Обстоятельства падения Сперанского конечно же Пушкина остро интересовали, и вряд ли их беседа ограничилась одним анекдотом о глупом чиновнике.
Михаил Михайлович знал что делал, когда уговаривал собеседника писать историю своего — их общего! — времени, отложив в сторону дела века прошлого. Сперанский думал о себе…
То, что произошло с неумолимым реформатором, правой рукой государя, казалось по прошествии времени чем-то странным, труднообъяснимым, сомнительным. Что это были за реформы? Чего добивался этот бледный замкнутый человек с сияющим челом? В самом ли деле ему простили государственное преступление, или он был оклеветан?

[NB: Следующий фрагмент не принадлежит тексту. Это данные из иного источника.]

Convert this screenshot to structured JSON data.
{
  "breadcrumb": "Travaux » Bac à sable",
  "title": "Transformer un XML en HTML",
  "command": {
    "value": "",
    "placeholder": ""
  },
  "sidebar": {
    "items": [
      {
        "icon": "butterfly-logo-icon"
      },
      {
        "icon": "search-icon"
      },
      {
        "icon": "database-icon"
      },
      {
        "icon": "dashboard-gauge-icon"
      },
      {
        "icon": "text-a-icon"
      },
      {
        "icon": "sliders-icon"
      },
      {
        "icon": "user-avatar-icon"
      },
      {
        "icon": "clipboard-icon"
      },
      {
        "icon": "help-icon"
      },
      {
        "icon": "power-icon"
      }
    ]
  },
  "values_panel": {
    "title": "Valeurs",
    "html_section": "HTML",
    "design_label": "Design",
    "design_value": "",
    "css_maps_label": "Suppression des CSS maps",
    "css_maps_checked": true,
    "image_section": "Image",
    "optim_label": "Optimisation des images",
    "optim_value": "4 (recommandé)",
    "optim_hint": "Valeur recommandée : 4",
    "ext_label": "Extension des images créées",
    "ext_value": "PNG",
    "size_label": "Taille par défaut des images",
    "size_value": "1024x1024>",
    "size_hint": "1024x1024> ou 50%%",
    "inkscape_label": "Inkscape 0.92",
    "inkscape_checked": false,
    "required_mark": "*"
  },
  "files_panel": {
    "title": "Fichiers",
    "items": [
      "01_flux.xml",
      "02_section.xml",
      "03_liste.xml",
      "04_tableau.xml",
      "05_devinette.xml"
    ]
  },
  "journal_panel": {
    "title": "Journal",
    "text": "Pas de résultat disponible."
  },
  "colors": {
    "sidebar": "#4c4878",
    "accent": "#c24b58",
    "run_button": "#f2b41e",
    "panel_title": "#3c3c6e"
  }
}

Мысля себя — и не без оснований — возбудителем и жертвой политических вихрей первого десятилетия века, горько сознавая, чего лишилась Россия с его падением, Михаил Михайлович Сперанский жаждал исторической реабилитации. Пушкин казался ему именно тем человеком, который смог бы понять и с благородной ясностью расставить события по местам.
«История Пугачевского бунта» была тому порукою. Мысль о нем, Сперанском, и Аракчееве — как двух ликах царствования Александра — прекрасным эпиграфом.
Надежду на возможность скорых и полных реформ, а тем паче на свое в них участие, Сперанский давно потерял. Единственно, на что мог он надеяться, — что его проекты и его судьба послужат уроком грядущим деятелям. Он знал о планах императора относительно Киселева…
Фавор Сперанского завершился неожиданно и катастрофически.
Об истинных причинах катастрофы много гадали и современники, и потомки. Быть может, наиболее изумился сам Сперанский за минуту до рокового объяснения с царем, уверенный в его благосклонности и поддержке.
Очевидно, были доносы. Очевидно, была хитроумная интрига министра полиции Балашева, пытавшегося убедить мнительного Александра, что Сперанский хочет узурпировать фактическую власть. Было сильное давление со стороны московского генерал-губернатора Растопчина, деятеля сколь влиятельного, столь и вздорного, от имени которого грозили царю в подметном письме, что верные сыны России пойдут на Петербург, дабы избавить отечество от изменника.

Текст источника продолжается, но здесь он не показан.